I didn't arrive in Bali with a plan. I arrived with the need for one. What grew from that — slowly at first, then with a momentum I hadn't expected — was a villa management company that eventually ran sixty properties and employed sixty-five people. I built it from nothing over nine years. Last year, I sold it.

"The surprising thing about starting over at fifty isn't how hard it is. It's how much more alive you feel than you did at thirty-five, doing everything right."

That experience — thirty years of corporate life as the first chapter, nine years building something entirely my own in Bali as the second — is the foundation of what Unretiring is about. But this publication isn't a retrospective. It's the third chapter, which is just beginning. And the thing I've learned from the first two is that the most interesting work tends to happen after you've stopped doing what was expected of you.

The conventional story is a quiet one. Wind down. Simplify. Stop taking risks. Organise your life around the absence of the things that used to define it — work, ambition, structure, challenge. Accept, gracefully, that the most interesting chapters are behind you.

I don't believe that. And I suspect you don't either, or you wouldn't be here.

The years after a long career are not a conclusion. They are, if you approach them correctly, the most interesting chapter you'll have — the one where the obligations finally fall away and what's left is entirely yours to construct. The question is whether you construct it deliberately, or let the conventional script construct it for you.

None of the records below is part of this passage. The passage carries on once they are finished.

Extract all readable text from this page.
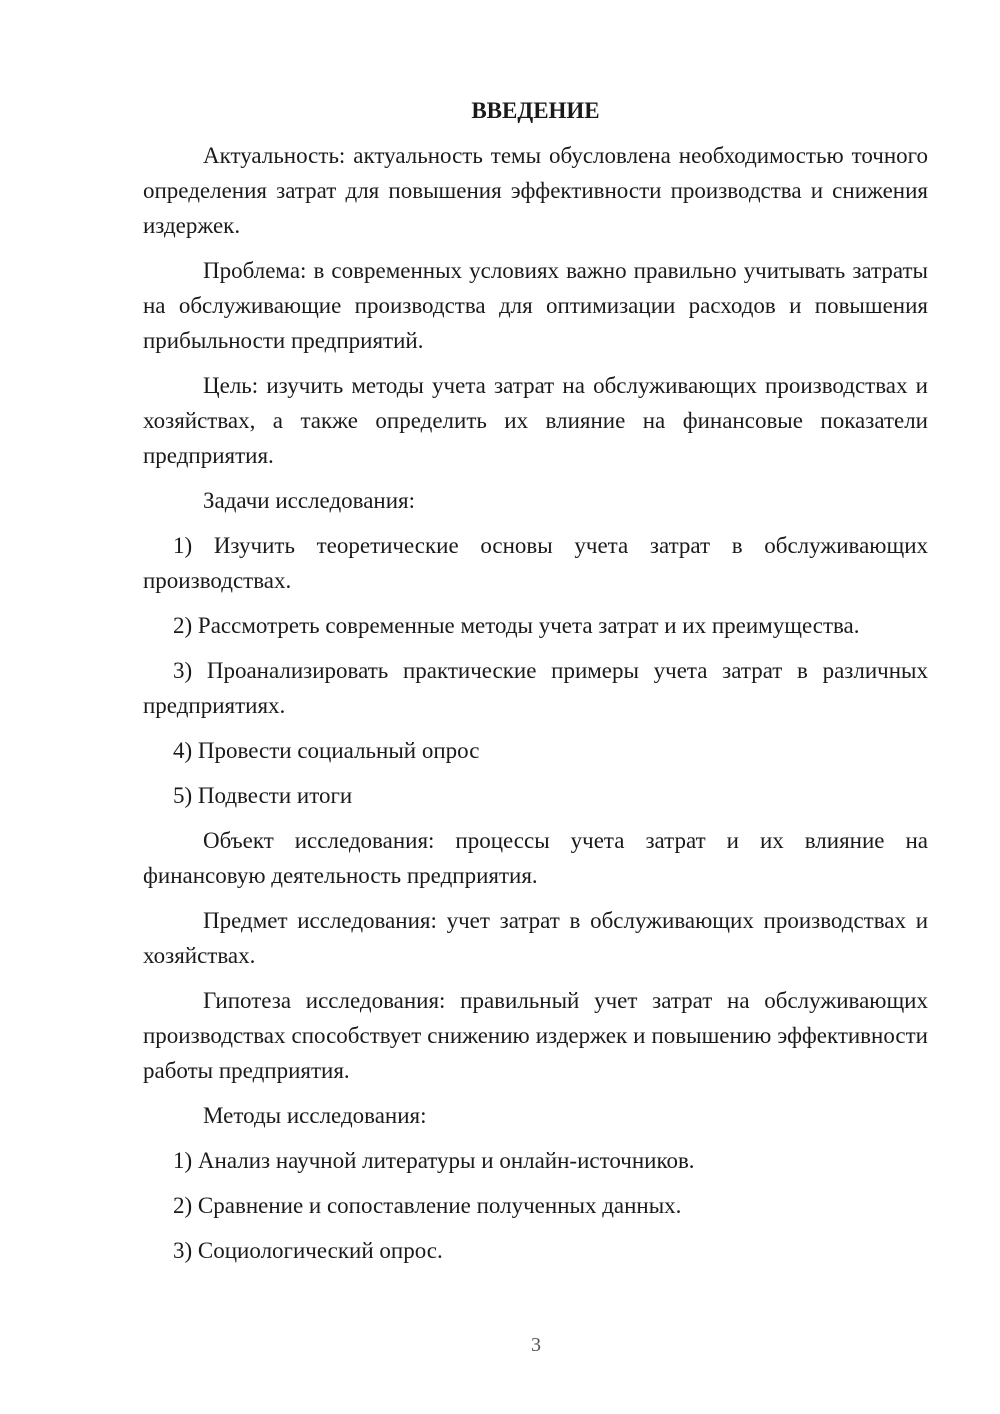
ВВЕДЕНИЕ

Актуальность: актуальность темы обусловлена необходимостью точного определения затрат для повышения эффективности производства и снижения издержек.

Проблема: в современных условиях важно правильно учитывать затраты на обслуживающие производства для оптимизации расходов и повышения прибыльности предприятий.

Цель: изучить методы учета затрат на обслуживающих производствах и хозяйствах, а также определить их влияние на финансовые показатели предприятия.

Задачи исследования:

1) Изучить теоретические основы учета затрат в обслуживающих производствах.

2) Рассмотреть современные методы учета затрат и их преимущества.

3) Проанализировать практические примеры учета затрат в различных предприятиях.

4) Провести социальный опрос

5) Подвести итоги

Объект исследования: процессы учета затрат и их влияние на финансовую деятельность предприятия.

Предмет исследования: учет затрат в обслуживающих производствах и хозяйствах.

Гипотеза исследования: правильный учет затрат на обслуживающих производствах способствует снижению издержек и повышению эффективности работы предприятия.

Методы исследования:

1) Анализ научной литературы и онлайн-источников.

2) Сравнение и сопоставление полученных данных.

3) Социологический опрос.

3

Unretiring exists to help with the deliberate version. Through the design of the spaces you live in. The places in the world worth living. The purpose worth pursuing. The challenge worth taking on. The life worth building — whether it's your second chapter or your third.

What we believe
01
Purpose doesn't retire

The need for meaningful work, challenge, and contribution doesn't end with a career. It changes shape. Finding that new shape is the central task of later life.

02
Design deserves seriousness

The spaces we age in should be the most beautifully designed spaces we've ever lived in — not the most practical. Dignity is an aesthetic as much as a philosophy.

03
Place is a tool

Where you live shapes how you think, who you meet, and what you're capable of imagining. Choosing place deliberately is one of the most powerful levers available.

04
Challenge is the point

Comfort is not the goal. A life organised around the avoidance of difficulty is a life that contracts. The goal is expansion — which requires risk, discomfort, and occasionally getting things wrong.

05
Connection over comfort

The most important thing about where and how you live is who you're living among. Community isn't a amenity. It's the infrastructure everything else runs on.

06
It's not too late

The radical move, the new project, the different country, the thing you've been thinking about for years — the obstacle has never been age. It has always been permission. Consider this yours.